Several of the questions produced in class on Wednesday dealt with the Margaret Sanger reading. Your readings for Monday should help us begin to answer those questions:

  1. Helen Lefkowitz Horowitz, “Victoria Woodhull, Anthony Comstock, and Conflict over Sex in the United States in the 1870s,” Journal of American History 87, no. 2 (2000). link
  2. Essay on Margaret Sanger in the American National Biography
  3. Richard A. Soloway, “The ‘Perfect Contraceptive’: Eugenics and Birth Control Research in Britain and America in the Interwar Years,” Journal of Contemporary History 30, no. 4 (1995). link
  4. Esther Katz, “The Editor as Public Authority: Interpreting Margaret Sanger,” The Public Historian 17, no. 1 (Winter 1995). link

First, the alpha group asked:

Given that contraception was legal in the U.S. during the early 19th century, and given there was considerable desire/demand for the re-legalization of contraceptives in the early 20th century, what factors contributed to the ban on contraceptives implemented in the late 1800s?1

How would Helen Lefkowitz Horowitz, the author of Reading #1, answer that question?
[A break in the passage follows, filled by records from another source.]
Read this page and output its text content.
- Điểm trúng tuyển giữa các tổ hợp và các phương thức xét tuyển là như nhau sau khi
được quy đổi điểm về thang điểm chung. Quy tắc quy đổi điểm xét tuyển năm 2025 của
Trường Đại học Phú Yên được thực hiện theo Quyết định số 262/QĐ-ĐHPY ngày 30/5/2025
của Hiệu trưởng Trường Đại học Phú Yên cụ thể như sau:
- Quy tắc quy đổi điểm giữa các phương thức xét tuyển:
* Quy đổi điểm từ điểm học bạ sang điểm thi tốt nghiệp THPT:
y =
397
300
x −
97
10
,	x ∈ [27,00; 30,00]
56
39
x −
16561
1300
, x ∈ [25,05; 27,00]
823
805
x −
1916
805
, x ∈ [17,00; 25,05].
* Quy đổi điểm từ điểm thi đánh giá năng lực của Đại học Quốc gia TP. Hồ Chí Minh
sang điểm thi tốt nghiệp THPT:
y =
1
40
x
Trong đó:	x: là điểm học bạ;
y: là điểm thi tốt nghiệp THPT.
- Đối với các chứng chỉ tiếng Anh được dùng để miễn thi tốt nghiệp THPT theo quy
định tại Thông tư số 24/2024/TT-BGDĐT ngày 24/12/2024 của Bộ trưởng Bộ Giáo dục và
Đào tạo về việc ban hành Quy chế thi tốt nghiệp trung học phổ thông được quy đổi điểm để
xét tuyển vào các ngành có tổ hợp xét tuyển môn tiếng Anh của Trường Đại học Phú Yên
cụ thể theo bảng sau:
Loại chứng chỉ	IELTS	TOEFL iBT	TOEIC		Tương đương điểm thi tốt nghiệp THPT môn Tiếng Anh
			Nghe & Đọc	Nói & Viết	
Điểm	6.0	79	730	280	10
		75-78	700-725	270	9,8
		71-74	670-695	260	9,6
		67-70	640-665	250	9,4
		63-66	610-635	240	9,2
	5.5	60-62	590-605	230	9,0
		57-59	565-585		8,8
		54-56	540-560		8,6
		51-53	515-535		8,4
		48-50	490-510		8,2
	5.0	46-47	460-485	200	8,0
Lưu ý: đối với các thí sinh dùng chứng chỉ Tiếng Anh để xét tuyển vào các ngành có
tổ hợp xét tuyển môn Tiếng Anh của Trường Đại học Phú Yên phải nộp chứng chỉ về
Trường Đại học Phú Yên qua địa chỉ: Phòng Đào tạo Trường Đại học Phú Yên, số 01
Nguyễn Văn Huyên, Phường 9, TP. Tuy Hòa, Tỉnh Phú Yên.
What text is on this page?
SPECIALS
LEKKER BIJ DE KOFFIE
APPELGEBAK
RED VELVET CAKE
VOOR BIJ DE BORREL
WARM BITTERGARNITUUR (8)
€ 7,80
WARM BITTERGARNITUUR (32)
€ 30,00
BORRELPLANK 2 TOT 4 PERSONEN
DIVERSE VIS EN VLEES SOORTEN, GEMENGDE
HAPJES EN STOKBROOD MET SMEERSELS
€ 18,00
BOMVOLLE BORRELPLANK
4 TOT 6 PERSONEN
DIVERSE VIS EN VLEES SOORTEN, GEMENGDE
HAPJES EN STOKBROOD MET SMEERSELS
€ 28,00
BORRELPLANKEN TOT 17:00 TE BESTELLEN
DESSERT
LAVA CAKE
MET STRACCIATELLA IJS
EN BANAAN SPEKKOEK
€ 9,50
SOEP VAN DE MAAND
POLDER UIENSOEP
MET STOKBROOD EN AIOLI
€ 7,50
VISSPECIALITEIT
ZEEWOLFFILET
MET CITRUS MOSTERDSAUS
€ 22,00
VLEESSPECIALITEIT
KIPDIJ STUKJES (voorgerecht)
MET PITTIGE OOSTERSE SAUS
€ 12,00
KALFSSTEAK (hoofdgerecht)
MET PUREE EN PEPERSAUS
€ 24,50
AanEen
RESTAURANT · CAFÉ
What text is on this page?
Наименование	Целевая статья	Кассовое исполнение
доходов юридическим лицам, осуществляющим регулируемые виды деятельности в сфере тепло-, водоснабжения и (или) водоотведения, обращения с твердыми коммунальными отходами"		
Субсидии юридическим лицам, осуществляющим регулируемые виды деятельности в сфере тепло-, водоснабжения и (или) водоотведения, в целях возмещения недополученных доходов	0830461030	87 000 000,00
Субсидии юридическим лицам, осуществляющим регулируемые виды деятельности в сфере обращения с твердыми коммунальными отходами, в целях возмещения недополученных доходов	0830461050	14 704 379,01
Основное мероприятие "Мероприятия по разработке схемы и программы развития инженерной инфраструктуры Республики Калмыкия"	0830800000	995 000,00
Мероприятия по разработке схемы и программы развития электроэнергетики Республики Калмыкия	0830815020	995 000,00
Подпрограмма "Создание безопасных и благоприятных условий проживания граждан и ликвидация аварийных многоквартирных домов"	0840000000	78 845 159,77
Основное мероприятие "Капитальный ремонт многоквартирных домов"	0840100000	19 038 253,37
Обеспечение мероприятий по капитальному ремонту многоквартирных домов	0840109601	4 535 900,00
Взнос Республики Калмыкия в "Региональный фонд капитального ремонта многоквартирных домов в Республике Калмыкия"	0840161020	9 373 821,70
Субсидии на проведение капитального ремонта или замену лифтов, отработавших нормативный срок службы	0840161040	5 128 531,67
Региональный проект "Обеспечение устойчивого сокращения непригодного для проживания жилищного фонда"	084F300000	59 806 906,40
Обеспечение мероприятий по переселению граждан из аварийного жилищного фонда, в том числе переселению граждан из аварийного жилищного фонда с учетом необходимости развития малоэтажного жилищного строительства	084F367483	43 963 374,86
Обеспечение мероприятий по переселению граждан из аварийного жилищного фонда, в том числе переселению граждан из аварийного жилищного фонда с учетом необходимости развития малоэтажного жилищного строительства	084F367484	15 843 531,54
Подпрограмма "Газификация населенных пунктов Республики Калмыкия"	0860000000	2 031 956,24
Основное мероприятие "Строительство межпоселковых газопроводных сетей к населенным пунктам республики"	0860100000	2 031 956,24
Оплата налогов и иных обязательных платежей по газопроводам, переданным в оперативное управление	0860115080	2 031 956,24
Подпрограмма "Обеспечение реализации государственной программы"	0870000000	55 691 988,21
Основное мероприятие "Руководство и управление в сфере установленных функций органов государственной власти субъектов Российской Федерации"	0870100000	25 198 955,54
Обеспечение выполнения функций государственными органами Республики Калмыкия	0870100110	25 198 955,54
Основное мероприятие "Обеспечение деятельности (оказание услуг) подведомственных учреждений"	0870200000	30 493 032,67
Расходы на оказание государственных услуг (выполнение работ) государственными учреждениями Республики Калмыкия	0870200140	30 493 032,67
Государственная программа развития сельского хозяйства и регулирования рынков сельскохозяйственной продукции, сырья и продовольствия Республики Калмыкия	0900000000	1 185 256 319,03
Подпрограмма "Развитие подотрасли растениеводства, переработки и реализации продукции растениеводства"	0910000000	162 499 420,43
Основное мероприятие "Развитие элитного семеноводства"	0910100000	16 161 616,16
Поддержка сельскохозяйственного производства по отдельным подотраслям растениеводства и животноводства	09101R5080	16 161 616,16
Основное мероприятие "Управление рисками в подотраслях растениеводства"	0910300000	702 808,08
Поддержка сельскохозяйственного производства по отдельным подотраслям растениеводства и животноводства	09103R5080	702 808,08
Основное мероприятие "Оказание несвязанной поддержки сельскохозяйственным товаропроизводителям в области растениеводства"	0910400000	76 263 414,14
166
The gamma group also asked:

Sanger was able to travel and study English Methods of Birth Control, Dutch Methods of Birth Control, and Magnetation Methods of Birth Control. Given that these countries would presumably have a much stronger religious influence, why was the suggestion of birth control so suppressed in the United States?2

This question is really about why Sanger seemed to receive more support abroad—or why she went abroad at all. Were people in countries like England or the Netherlands more receptive to Sanger’s ideas than Americans? And if so, why? The second and third readings should help you answer that question.

These readings also raise a new question: what was the relationship between eugenics and Sanger’s movement?

The final reading, by the editor of the Margaret Sanger Papers, reflects on continuing controversies over Margaret Sanger at the turn of the twentieth-first century, and may help answer one of the oldest questions on our Questions page:

How have legislation and attitudes towards women’s health and reproductive rights changed since Roe vs. Wade?


  1. In class we discussed how this question could be refined and made more specific. For example, instead of asserting that “there was considerable desire/demand for the re-legalization of contraceptives,” we could say, using the Sanger document, that “Margaret Sanger gained hundreds of supporters in the early twentieth century.”

  2. We also talked about potential improvements to this question in class. The evidence in front us from the readings doesn’t really tell us that European countries would be more religious than the United States, and actually contains one source (the Billy Sunday video about Prohibition) that suggests there was a strong religious streak in American culture at this moment. Still, the question does a good job of stressing contingency—conditions in America were not necessarily the same as in Europe.